The global impact of VEGF axis-targeting agents (also including pazopanib and axitinib) can be indirectly derived from the results of the International mRCC Database Consortium prognostic classification and its recent external validation. Indeed, the 645 patients of the original dataset and the 849 patients of the validation dataset were uniformly treated with anti-VEGF agents: 26–31% of patients were classified as poor risk according to the DC model and, in this patient population, median OS ranged from 7.8 to 8.8 months in the two different datasets.

Overall, available data indicate that VEGF/VEGFR-targeting agents are active and relatively well tolerated in mRCC with poor prognostic features. Although it is reasonable to speculate that some poor-risk patients may benefit from VEGF axis inhibitors, OS with such agents in this particular category of patients remains poor (median OS: ~6 months; Figure 1) and the eventual survival benefit over cytokines (namely IFN-α) uncertain. Thus, their true impact on disease course and possibly other outcome measures, such as quality of life, in mRCC patients with poor prognostic features remains to be firmly established.



(Enlarge Image)



Figure 1.



Median overall survival (with 95% CI) for metastatic renal cell carcinoma patients classified as poor risk by strict Memorial Sloan–Kettering Cancer Center criteria on treatment with selected targeted agents. OS: Overall survival.

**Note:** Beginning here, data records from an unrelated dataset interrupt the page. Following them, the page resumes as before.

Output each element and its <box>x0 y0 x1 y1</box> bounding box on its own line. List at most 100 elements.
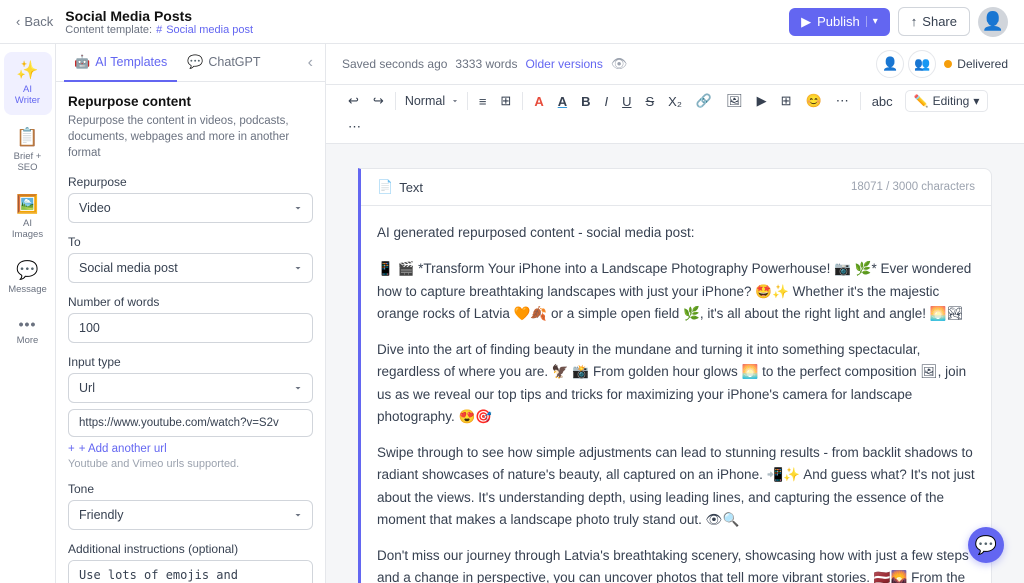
card-header: 📄 Text 18071 / 3000 characters <box>361 169 991 206</box>
url-hint: Youtube and Vimeo urls supported. <box>68 458 313 470</box>
url-input-wrapper <box>68 409 313 437</box>
underline-button[interactable]: U <box>616 90 637 113</box>
content-line-3: Swipe through to see how simple adjustme… <box>377 442 975 531</box>
content-line-2: Dive into the art of finding beauty in t… <box>377 339 975 428</box>
publish-chevron-icon: ▾ <box>866 16 878 27</box>
ai-images-label: AI Images <box>10 218 46 241</box>
card-title: Text <box>399 180 423 195</box>
tab-ai-templates[interactable]: 🤖 AI Templates <box>64 44 177 82</box>
collab-btn-1[interactable]: 👤 <box>876 50 904 78</box>
content-area: Saved seconds ago 3333 words Older versi… <box>326 44 1024 583</box>
avatar[interactable]: 👤 <box>978 7 1008 37</box>
brief-seo-label: Brief + SEO <box>10 151 46 174</box>
redo-button[interactable]: ↪ <box>367 89 390 113</box>
back-icon: ‹ <box>16 14 20 29</box>
tone-group: Tone FriendlyProfessionalCasualFormal <box>68 482 313 530</box>
share-icon: ↑ <box>911 14 918 29</box>
strikethrough-button[interactable]: S <box>640 90 661 113</box>
publish-play-icon: ▶ <box>801 14 811 30</box>
repurpose-select[interactable]: VideoPodcastDocumentWebpage <box>68 193 313 223</box>
sidebar-item-message[interactable]: 💬 Message <box>4 252 52 303</box>
input-type-select[interactable]: UrlTextFile <box>68 373 313 403</box>
tone-label: Tone <box>68 482 313 496</box>
main-layout: ✨ AI Writer 📋 Brief + SEO 🖼️ AI Images 💬… <box>0 44 1024 583</box>
chat-bubble[interactable]: 💬 <box>968 527 1004 563</box>
num-words-label: Number of words <box>68 295 313 309</box>
publish-button[interactable]: ▶ Publish ▾ <box>789 8 890 36</box>
page-title-block: Social Media Posts Content template: # S… <box>65 8 253 36</box>
tone-select[interactable]: FriendlyProfessionalCasualFormal <box>68 500 313 530</box>
ai-templates-tab-icon: 🤖 <box>74 54 90 70</box>
ai-images-icon: 🖼️ <box>16 194 38 215</box>
add-url-link[interactable]: + + Add another url <box>68 443 313 455</box>
repurpose-label: Repurpose <box>68 175 313 189</box>
editing-chevron: ▾ <box>973 94 979 108</box>
editor-toolbar: ↩ ↪ Normal ≡ ⊞ A A B I U S X₂ 🔗 🖼 ▶ ⊞ 😊 … <box>326 85 1024 144</box>
media-button[interactable]: ▶ <box>751 89 773 113</box>
header-left: ‹ Back Social Media Posts Content templa… <box>16 8 253 36</box>
to-label: To <box>68 235 313 249</box>
text-icon: 📄 <box>377 179 393 195</box>
page-title: Social Media Posts <box>65 8 253 24</box>
style-select[interactable]: Normal <box>401 91 462 111</box>
bold-button[interactable]: B <box>575 90 596 113</box>
collab-btn-2[interactable]: 👥 <box>908 50 936 78</box>
table-button[interactable]: ⊞ <box>775 89 798 113</box>
share-label: Share <box>922 14 957 29</box>
sidebar-item-ai-images[interactable]: 🖼️ AI Images <box>4 186 52 249</box>
panel-scroll: Repurpose content Repurpose the content … <box>56 82 325 583</box>
sidebar-item-brief-seo[interactable]: 📋 Brief + SEO <box>4 119 52 182</box>
to-select[interactable]: Social media postBlog postNewsletterTwee… <box>68 253 313 283</box>
editor-card: 📄 Text 18071 / 3000 characters AI genera… <box>358 168 992 583</box>
num-words-input[interactable] <box>68 313 313 343</box>
add-url-label: + Add another url <box>79 443 167 455</box>
older-versions-link[interactable]: Older versions <box>525 57 602 71</box>
toolbar-more-button[interactable]: ⋯ <box>342 115 367 139</box>
more-toolbar-button[interactable]: ⋯ <box>830 89 855 113</box>
content-line-4: Don't miss our journey through Latvia's … <box>377 545 975 583</box>
subscript-button[interactable]: X₂ <box>662 90 688 113</box>
publish-label: Publish <box>817 14 860 29</box>
emoji-button[interactable]: 😊 <box>800 89 828 113</box>
image-button[interactable]: 🖼 <box>720 89 749 113</box>
message-icon: 💬 <box>16 260 38 281</box>
eye-icon[interactable]: 👁 <box>611 56 628 72</box>
highlight-button[interactable]: A <box>552 90 573 113</box>
spell-button[interactable]: abc <box>866 90 899 113</box>
char-count-display: 18071 / 3000 characters <box>851 181 975 193</box>
align-icon[interactable]: ⊞ <box>494 89 517 113</box>
content-template-link[interactable]: Social media post <box>166 24 253 36</box>
align-button[interactable]: ≡ <box>473 90 493 113</box>
link-button[interactable]: 🔗 <box>690 89 718 113</box>
share-button[interactable]: ↑ Share <box>898 7 970 36</box>
toolbar-separator-3 <box>522 92 523 110</box>
additional-instructions-textarea[interactable]: Use lots of emojis and hashtags in the s… <box>68 560 313 583</box>
card-body[interactable]: AI generated repurposed content - social… <box>361 206 991 583</box>
status-dot <box>944 60 952 68</box>
top-header: ‹ Back Social Media Posts Content templa… <box>0 0 1024 44</box>
url-input[interactable] <box>68 409 313 437</box>
avatar-image: 👤 <box>982 11 1004 32</box>
font-color-button[interactable]: A <box>528 90 549 113</box>
chatgpt-tab-label: ChatGPT <box>208 55 260 69</box>
ai-writer-label: AI Writer <box>10 84 46 107</box>
toolbar-separator-2 <box>467 92 468 110</box>
panel-close-button[interactable]: ‹ <box>304 50 317 76</box>
num-words-group: Number of words <box>68 295 313 343</box>
editor-content: 📄 Text 18071 / 3000 characters AI genera… <box>326 144 1024 583</box>
sidebar-item-more[interactable]: ••• More <box>4 308 52 354</box>
tab-chatgpt[interactable]: 💬 ChatGPT <box>177 44 270 82</box>
back-button[interactable]: ‹ Back <box>16 14 53 29</box>
brief-seo-icon: 📋 <box>16 127 38 148</box>
header-right: ▶ Publish ▾ ↑ Share 👤 <box>789 7 1008 37</box>
editing-badge[interactable]: ✏️ Editing ▾ <box>905 90 989 112</box>
content-line-0: AI generated repurposed content - social… <box>377 222 975 244</box>
italic-button[interactable]: I <box>598 90 614 113</box>
content-line-1: 📱 🎬 *Transform Your iPhone into a Landsc… <box>377 258 975 325</box>
chatgpt-tab-icon: 💬 <box>187 54 203 70</box>
panel-tabs: 🤖 AI Templates 💬 ChatGPT ‹ <box>56 44 325 82</box>
additional-instructions-label: Additional instructions (optional) <box>68 542 313 556</box>
repurpose-group: Repurpose VideoPodcastDocumentWebpage <box>68 175 313 223</box>
sidebar-item-ai-writer[interactable]: ✨ AI Writer <box>4 52 52 115</box>
undo-button[interactable]: ↩ <box>342 89 365 113</box>
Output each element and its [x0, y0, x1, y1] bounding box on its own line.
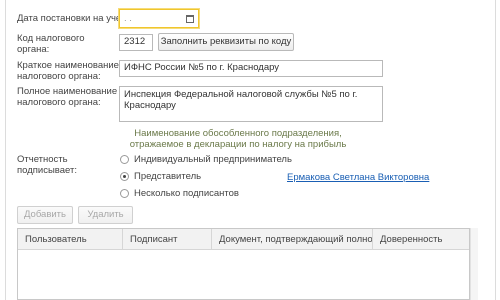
- radio-representative-label[interactable]: Представитель: [134, 171, 201, 183]
- short-name-field[interactable]: ИФНС России №5 по г. Краснодару: [119, 60, 383, 77]
- table-header: Пользователь Подписант Документ, подтвер…: [18, 229, 469, 250]
- radio-multiple-signers-label[interactable]: Несколько подписантов: [134, 188, 239, 200]
- hint-line1: Наименование обособленного подразделения…: [134, 128, 342, 139]
- window-left-border: [0, 0, 6, 300]
- window-right-border: [495, 0, 500, 300]
- full-name-text-line1: Инспекция Федеральной налоговой службы №…: [124, 89, 358, 100]
- registration-date-value: . .: [124, 13, 132, 24]
- column-header-authority-document[interactable]: Документ, подтверждающий полном...: [212, 229, 373, 250]
- radio-individual-entrepreneur[interactable]: [120, 155, 129, 164]
- radio-individual-entrepreneur-label[interactable]: Индивидуальный предприниматель: [134, 154, 292, 166]
- column-header-power-of-attorney[interactable]: Доверенность: [373, 229, 469, 250]
- signers-label-line2: подписывает:: [17, 165, 77, 176]
- table-scrollbar[interactable]: [470, 228, 478, 300]
- radio-multiple-signers[interactable]: [120, 189, 129, 198]
- delete-button[interactable]: Удалить: [78, 206, 133, 224]
- add-button[interactable]: Добавить: [17, 206, 73, 224]
- registration-date-label: Дата постановки на учет:: [17, 13, 128, 24]
- full-name-text-line2: Краснодару: [124, 100, 176, 111]
- registration-date-field[interactable]: . .: [119, 9, 199, 28]
- short-name-label-line2: налогового органа:: [17, 71, 101, 82]
- tax-code-field[interactable]: 2312: [119, 34, 153, 51]
- signers-table[interactable]: Пользователь Подписант Документ, подтвер…: [17, 228, 470, 300]
- representative-link[interactable]: Ермакова Светлана Викторовна: [287, 172, 429, 183]
- full-name-label-line2: налогового органа:: [17, 97, 101, 108]
- fill-by-code-button[interactable]: Заполнить реквизиты по коду: [158, 33, 294, 51]
- full-name-textarea[interactable]: Инспекция Федеральной налоговой службы №…: [119, 86, 383, 122]
- calendar-icon[interactable]: [186, 15, 194, 23]
- separate-division-hint: Наименование обособленного подразделения…: [118, 128, 358, 150]
- tax-code-label-line2: органа:: [17, 44, 50, 55]
- column-header-signer[interactable]: Подписант: [123, 229, 212, 250]
- radio-representative[interactable]: [120, 172, 129, 181]
- column-header-user[interactable]: Пользователь: [18, 229, 123, 250]
- hint-line2: отражаемое в декларации по налогу на при…: [129, 139, 347, 150]
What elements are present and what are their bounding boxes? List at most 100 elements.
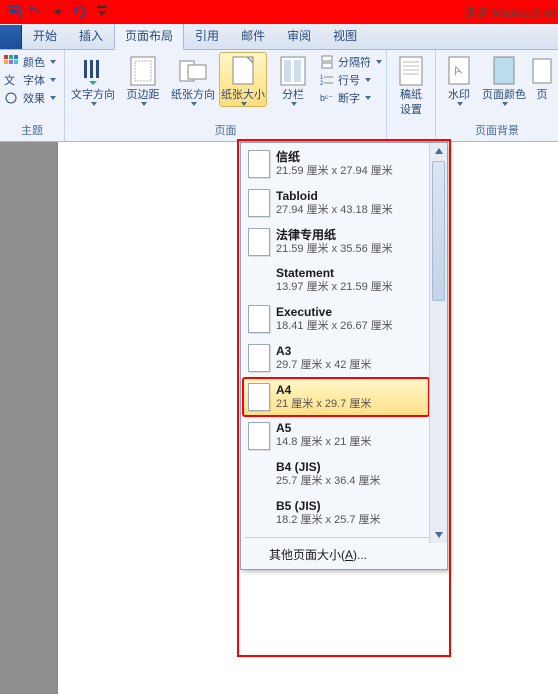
redo-icon[interactable] (70, 2, 90, 22)
orientation-button[interactable]: 纸张方向 (169, 52, 217, 107)
svg-text:bᶜ⁻: bᶜ⁻ (320, 93, 333, 103)
paper-size-option[interactable]: A514.8 厘米 x 21 厘米 (243, 416, 429, 455)
tab-review[interactable]: 审阅 (276, 22, 322, 49)
page-color-label: 页面颜色 (482, 87, 526, 102)
group-themes: 颜色 文 字体 效果 主题 (0, 50, 65, 141)
page-borders-icon (526, 55, 558, 87)
page-icon (248, 422, 270, 450)
theme-colors-label: 颜色 (23, 54, 45, 70)
text-direction-icon (77, 55, 109, 87)
paper-size-label: 纸张大小 (221, 87, 265, 102)
paper-size-option[interactable]: A421 厘米 x 29.7 厘米 (243, 378, 429, 417)
paper-size-option[interactable]: Executive18.41 厘米 x 26.67 厘米 (243, 300, 429, 339)
theme-effects-button[interactable]: 效果 (4, 90, 56, 106)
paper-settings-label2: 设置 (400, 102, 422, 117)
paper-size-option[interactable]: 信纸21.59 厘米 x 27.94 厘米 (243, 145, 429, 184)
qat-history-icon[interactable] (4, 2, 24, 22)
paper-size-option[interactable]: Statement13.97 厘米 x 21.59 厘米 (243, 261, 429, 300)
more-post: )... (353, 548, 367, 562)
tab-mailings[interactable]: 邮件 (230, 22, 276, 49)
tab-home[interactable]: 开始 (22, 22, 68, 49)
tab-view[interactable]: 视图 (322, 22, 368, 49)
more-pre: 其他页面大小( (269, 548, 345, 562)
orientation-icon (177, 55, 209, 87)
fonts-icon: 文 (4, 72, 20, 88)
text-direction-button[interactable]: 文字方向 (69, 52, 117, 107)
page-icon (248, 228, 270, 256)
effects-icon (4, 90, 20, 106)
more-key: A (345, 548, 353, 562)
tab-page-layout[interactable]: 页面布局 (114, 22, 184, 50)
paper-size-name: B4 (JIS) (276, 460, 381, 475)
paper-size-dim: 21.59 厘米 x 35.56 厘米 (276, 243, 393, 257)
columns-icon (277, 55, 309, 87)
watermark-button[interactable]: A 水印 (440, 52, 478, 107)
colors-icon (4, 54, 20, 70)
ribbon-tabs: 开始 插入 页面布局 引用 邮件 审阅 视图 (0, 24, 558, 50)
paper-size-dim: 18.2 厘米 x 25.7 厘米 (276, 514, 381, 528)
page-borders-button[interactable]: 页 (530, 52, 554, 103)
paper-size-dim: 14.8 厘米 x 21 厘米 (276, 436, 371, 450)
paper-size-option[interactable]: Tabloid27.94 厘米 x 43.18 厘米 (243, 184, 429, 223)
margins-button[interactable]: 页边距 (119, 52, 167, 107)
breaks-label: 分隔符 (338, 54, 371, 70)
paper-size-option[interactable]: A329.7 厘米 x 42 厘米 (243, 339, 429, 378)
scroll-up-icon[interactable] (430, 143, 447, 159)
hyphenation-button[interactable]: bᶜ⁻ 断字 (319, 90, 382, 106)
group-page-setup: 文字方向 页边距 纸张方向 纸张大小 (65, 50, 387, 141)
margins-label: 页边距 (127, 87, 160, 102)
orientation-label: 纸张方向 (171, 87, 215, 102)
line-numbers-button[interactable]: 12 行号 (319, 72, 382, 88)
text-direction-label: 文字方向 (71, 87, 115, 102)
quick-access-toolbar (0, 2, 112, 22)
ribbon: 颜色 文 字体 效果 主题 (0, 50, 558, 142)
page-color-icon (488, 55, 520, 87)
file-tab[interactable] (0, 25, 22, 49)
theme-fonts-label: 字体 (23, 72, 45, 88)
hyphenation-icon: bᶜ⁻ (319, 90, 335, 106)
svg-text:2: 2 (320, 81, 324, 87)
page-icon (248, 150, 270, 178)
paper-size-dropdown: 信纸21.59 厘米 x 27.94 厘米Tabloid27.94 厘米 x 4… (240, 142, 448, 570)
undo-more-icon[interactable] (48, 2, 68, 22)
paper-size-option[interactable]: 法律专用纸21.59 厘米 x 35.56 厘米 (243, 223, 429, 262)
dropdown-scrollbar[interactable] (429, 143, 447, 543)
paper-size-name: Executive (276, 305, 393, 320)
paper-size-option[interactable]: B4 (JIS)25.7 厘米 x 36.4 厘米 (243, 455, 429, 494)
tab-references[interactable]: 引用 (184, 22, 230, 49)
paper-size-dim: 29.7 厘米 x 42 厘米 (276, 359, 371, 373)
margins-icon (127, 55, 159, 87)
page-icon (248, 344, 270, 372)
svg-text:文: 文 (4, 73, 15, 87)
undo-icon[interactable] (26, 2, 46, 22)
paper-size-dim: 18.41 厘米 x 26.67 厘米 (276, 320, 393, 334)
hyphenation-label: 断字 (338, 90, 360, 106)
paper-size-button[interactable]: 纸张大小 (219, 52, 267, 107)
paper-size-dim: 27.94 厘米 x 43.18 厘米 (276, 204, 393, 218)
qat-customize-icon[interactable] (92, 2, 112, 22)
page-color-button[interactable]: 页面颜色 (480, 52, 528, 107)
separator (245, 537, 443, 538)
paper-settings-icon (395, 55, 427, 87)
group-themes-label: 主题 (4, 120, 60, 141)
breaks-icon (319, 54, 335, 70)
more-paper-sizes-item[interactable]: 其他页面大小(A)... (241, 540, 447, 569)
theme-colors-button[interactable]: 颜色 (4, 54, 56, 70)
group-paper: 稿纸 设置 (387, 50, 436, 141)
paper-size-option[interactable]: B5 (JIS)18.2 厘米 x 25.7 厘米 (243, 494, 429, 533)
paper-size-name: A5 (276, 421, 371, 436)
theme-fonts-button[interactable]: 文 字体 (4, 72, 56, 88)
breaks-button[interactable]: 分隔符 (319, 54, 382, 70)
scroll-down-icon[interactable] (430, 527, 447, 543)
paper-size-name: A3 (276, 344, 371, 359)
group-paper-label (391, 124, 431, 141)
page-borders-label: 页 (537, 87, 548, 102)
watermark-icon: A (443, 55, 475, 87)
paper-settings-button[interactable]: 稿纸 设置 (391, 52, 431, 118)
scroll-thumb[interactable] (432, 161, 445, 301)
group-page-setup-label: 页面 (69, 120, 382, 141)
paper-size-name: B5 (JIS) (276, 499, 381, 514)
paper-size-icon (227, 55, 259, 87)
tab-insert[interactable]: 插入 (68, 22, 114, 49)
columns-button[interactable]: 分栏 (269, 52, 317, 107)
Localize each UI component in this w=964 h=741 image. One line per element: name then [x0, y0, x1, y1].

Novel, more potent and selective VEGFR inhibitors are entering the therapeutic scenario of mRCC treatment; although no data are currently available with specific regard to the poor-risk subgroup, it will be interesting to see whether more potent and less toxic VEGFR-TKI, such as axitinib and tivozanib, may substantially impact on disease course in this difficult-to-treat mRCC patient population.